# Need training tips for come when called...please



## KBouma (Apr 17, 2013)

Good Morning everyone,
We have a lovely little guy that gets better each day with his biting and jumping but we want to get him to be able to run, and I mean RUN! We have a large backyard and he has his track he takes, we also take him on long daily walks. BUT when we have other dogs over and he gets to RUN he is such a pleasure to be around that night (all snuggles). People keep telling us to let him run off lease but I'm afraid he wont come back. SO here I am, asking all of you folks. How do we go about starting this process? We have a dog park near by that we're going to start going to but I want to be able to take him in the forest preserve, back trails, etc. without fearing that I'll never find him again. If we get him to sit he'll wait till we release him but if he is just being crazy he's sort of out of our hands. I'm thinking about going and getting one of those long 20 foot leashes to test him out and see how he does, but I didn't know if there was another method that worked for everyone.

Thanks for your help!


----------



## mswhipple (Mar 7, 2011)

There is a fairly new thread entitled "exercise" started by Floyd:

http://www.vizslaforums.com/index.php/topic,9861.msg74350/topicseen.html#new

A nice recall training exercise is described by flxstr. Check that out. Also, you are right, a long check cord would be a good investment for you. 

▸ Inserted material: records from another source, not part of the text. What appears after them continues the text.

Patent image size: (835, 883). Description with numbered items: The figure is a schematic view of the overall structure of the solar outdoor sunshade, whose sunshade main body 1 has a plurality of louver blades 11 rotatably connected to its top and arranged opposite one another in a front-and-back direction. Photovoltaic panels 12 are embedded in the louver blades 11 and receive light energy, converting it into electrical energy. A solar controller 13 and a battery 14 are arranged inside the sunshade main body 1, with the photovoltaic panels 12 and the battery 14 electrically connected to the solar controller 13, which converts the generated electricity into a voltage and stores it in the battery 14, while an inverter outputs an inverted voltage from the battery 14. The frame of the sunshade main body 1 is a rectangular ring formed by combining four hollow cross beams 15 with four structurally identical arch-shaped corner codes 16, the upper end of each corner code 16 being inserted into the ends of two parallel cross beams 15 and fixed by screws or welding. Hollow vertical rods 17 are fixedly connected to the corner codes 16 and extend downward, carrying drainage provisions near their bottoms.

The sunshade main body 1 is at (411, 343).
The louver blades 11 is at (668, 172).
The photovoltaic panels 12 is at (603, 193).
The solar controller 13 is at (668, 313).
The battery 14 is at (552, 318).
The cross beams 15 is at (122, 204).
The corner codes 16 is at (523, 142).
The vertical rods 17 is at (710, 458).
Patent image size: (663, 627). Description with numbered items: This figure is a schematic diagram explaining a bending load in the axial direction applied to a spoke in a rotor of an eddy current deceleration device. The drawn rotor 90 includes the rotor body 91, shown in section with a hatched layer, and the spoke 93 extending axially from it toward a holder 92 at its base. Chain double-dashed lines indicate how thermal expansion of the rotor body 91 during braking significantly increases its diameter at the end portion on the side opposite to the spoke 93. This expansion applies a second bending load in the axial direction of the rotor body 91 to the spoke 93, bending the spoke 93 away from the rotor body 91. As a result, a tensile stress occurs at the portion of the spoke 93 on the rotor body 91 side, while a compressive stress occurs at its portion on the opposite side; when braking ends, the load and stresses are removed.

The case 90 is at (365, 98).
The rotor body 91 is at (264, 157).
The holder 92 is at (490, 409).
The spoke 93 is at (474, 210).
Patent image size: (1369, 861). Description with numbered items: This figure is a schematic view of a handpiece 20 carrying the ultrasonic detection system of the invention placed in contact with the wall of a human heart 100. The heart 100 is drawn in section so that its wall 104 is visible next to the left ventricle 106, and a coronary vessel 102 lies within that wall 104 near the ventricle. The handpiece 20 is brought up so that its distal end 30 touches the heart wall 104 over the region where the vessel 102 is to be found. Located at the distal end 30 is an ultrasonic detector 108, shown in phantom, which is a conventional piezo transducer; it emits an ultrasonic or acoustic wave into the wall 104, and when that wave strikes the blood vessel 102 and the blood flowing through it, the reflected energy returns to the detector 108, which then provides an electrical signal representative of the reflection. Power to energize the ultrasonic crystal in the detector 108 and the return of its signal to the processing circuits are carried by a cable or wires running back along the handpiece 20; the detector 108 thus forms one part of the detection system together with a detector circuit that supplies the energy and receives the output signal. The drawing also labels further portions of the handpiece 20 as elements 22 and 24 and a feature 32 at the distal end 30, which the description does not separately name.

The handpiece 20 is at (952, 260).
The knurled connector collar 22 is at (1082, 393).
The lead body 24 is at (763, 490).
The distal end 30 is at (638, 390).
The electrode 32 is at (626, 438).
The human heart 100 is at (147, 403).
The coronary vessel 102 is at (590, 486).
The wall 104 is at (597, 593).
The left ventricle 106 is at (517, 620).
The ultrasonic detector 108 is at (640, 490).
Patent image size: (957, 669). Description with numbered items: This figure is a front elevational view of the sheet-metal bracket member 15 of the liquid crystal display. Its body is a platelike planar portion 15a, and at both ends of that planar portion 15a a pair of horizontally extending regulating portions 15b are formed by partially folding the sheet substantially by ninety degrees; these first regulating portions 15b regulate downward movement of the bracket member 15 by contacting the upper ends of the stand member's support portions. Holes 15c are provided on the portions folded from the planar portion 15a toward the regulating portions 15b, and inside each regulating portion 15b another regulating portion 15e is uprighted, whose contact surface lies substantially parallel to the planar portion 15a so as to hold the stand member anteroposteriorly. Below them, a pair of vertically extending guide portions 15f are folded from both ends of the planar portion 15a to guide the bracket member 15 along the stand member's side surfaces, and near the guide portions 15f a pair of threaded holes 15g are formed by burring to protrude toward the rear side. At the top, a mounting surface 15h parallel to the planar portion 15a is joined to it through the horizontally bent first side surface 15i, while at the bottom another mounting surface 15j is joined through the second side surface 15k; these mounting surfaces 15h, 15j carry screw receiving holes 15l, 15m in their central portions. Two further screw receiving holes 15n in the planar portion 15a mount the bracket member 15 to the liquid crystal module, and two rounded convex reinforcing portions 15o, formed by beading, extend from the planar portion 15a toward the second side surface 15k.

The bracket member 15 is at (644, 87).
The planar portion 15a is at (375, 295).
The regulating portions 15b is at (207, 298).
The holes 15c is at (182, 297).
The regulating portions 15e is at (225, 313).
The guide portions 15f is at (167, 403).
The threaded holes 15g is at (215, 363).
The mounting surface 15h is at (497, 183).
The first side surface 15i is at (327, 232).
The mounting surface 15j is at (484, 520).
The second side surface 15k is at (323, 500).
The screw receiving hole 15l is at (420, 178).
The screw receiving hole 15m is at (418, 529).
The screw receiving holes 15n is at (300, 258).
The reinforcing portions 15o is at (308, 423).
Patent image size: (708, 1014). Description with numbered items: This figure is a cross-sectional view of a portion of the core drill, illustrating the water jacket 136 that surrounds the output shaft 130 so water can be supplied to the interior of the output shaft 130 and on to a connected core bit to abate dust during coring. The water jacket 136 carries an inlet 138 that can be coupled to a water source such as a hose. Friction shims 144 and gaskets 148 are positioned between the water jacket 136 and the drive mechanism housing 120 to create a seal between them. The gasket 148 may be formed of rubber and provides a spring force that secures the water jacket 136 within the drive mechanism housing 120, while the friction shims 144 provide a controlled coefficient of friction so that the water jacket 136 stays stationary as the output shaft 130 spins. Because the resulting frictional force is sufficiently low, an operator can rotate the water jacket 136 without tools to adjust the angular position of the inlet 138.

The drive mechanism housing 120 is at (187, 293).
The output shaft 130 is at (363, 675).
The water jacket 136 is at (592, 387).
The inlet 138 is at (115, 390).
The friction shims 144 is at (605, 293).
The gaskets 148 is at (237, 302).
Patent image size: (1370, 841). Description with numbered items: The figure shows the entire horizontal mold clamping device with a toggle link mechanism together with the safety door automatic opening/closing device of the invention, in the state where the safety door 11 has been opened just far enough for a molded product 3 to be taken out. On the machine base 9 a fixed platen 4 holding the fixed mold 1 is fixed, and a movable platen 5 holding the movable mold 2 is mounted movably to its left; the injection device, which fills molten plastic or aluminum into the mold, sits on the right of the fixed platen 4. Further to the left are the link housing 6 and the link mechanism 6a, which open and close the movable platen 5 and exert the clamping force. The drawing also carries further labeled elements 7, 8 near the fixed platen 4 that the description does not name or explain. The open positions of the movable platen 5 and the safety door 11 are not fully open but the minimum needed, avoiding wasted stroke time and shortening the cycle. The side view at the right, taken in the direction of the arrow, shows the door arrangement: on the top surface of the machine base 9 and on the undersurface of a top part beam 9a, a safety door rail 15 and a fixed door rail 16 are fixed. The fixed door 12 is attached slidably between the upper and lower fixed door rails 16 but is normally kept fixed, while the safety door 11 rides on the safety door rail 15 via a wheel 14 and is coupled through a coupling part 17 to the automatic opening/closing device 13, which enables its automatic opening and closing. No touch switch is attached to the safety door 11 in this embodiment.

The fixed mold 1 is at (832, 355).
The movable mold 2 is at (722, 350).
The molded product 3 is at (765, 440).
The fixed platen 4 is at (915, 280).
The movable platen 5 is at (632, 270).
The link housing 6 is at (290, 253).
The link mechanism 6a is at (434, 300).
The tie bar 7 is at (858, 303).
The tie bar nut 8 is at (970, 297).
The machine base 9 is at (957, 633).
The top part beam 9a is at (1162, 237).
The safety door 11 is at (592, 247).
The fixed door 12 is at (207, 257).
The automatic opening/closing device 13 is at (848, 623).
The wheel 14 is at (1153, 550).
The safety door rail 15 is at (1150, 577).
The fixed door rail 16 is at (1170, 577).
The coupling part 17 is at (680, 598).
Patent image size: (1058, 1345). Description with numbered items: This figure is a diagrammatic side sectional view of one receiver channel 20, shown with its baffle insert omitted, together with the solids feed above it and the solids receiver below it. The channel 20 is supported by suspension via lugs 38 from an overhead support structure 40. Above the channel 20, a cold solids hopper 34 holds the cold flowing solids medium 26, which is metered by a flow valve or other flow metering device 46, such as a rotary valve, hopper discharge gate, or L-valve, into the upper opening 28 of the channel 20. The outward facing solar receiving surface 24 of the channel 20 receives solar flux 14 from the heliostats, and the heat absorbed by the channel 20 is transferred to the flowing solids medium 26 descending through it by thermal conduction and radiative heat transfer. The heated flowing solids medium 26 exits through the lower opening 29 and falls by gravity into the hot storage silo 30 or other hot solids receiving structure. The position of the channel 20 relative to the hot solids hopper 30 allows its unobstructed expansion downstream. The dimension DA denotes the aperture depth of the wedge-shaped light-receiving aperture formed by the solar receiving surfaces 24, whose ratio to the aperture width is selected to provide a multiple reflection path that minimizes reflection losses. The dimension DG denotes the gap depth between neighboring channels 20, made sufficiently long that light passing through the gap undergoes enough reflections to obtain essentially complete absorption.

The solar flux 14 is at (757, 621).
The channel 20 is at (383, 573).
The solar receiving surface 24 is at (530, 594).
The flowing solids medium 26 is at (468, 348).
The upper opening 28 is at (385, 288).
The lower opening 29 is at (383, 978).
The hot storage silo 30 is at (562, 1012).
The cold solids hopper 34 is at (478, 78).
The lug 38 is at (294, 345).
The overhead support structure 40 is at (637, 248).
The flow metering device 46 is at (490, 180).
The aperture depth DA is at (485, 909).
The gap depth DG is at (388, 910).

There is a lot of information about recall on the forums. Type "recall" into the search box on the right-hand side of your screen, just above the ads. 

I understand your fear. I got my boy Willie out of the dog pound after someone else had lost him.


----------



## Watson (Sep 17, 2012)

How old is he?

I too hesitated taking Watson off leash when he was a puppy, since growing up I had a male lab who would take off any chance he got. After his second round of shots, around 11 weeks, I took Watson to a nearby park and decided to just let him loose. I walked around and several times I would spin around looking for him, only to look down and find him stuck to my shoe!! He would venture about 10 feet away from me and then come flying back on his own.

He already knew some basics at that age: come, sit, stay. We started practicing recall right away, and he would come flying to us when we called him (still does most times). Use a high value yummy treat for recall.
You can call him to come, have him sit, hold onto his collar and treat him. Release him to go play again so he doesn't associate coming to you with being leashed and taken home. Repeat. I also leash and unleash Watson several times during off-leash time so that it doesn't always mean the end of running time to him. 

Engage him when he's off leash, either with a ball, a game, or some form of "work" (looking for birds etc). 
I also used to hide behind trees, or walk away from him when he wasn't paying attention to me. It taught him that he has to keep an eye on me, otherwise he gets left behind. Also, never chase him, too much fun for them and you'll likely only exhaust yourself!

Luckily, Vizslas love to be with their people, so you have that going for you!


----------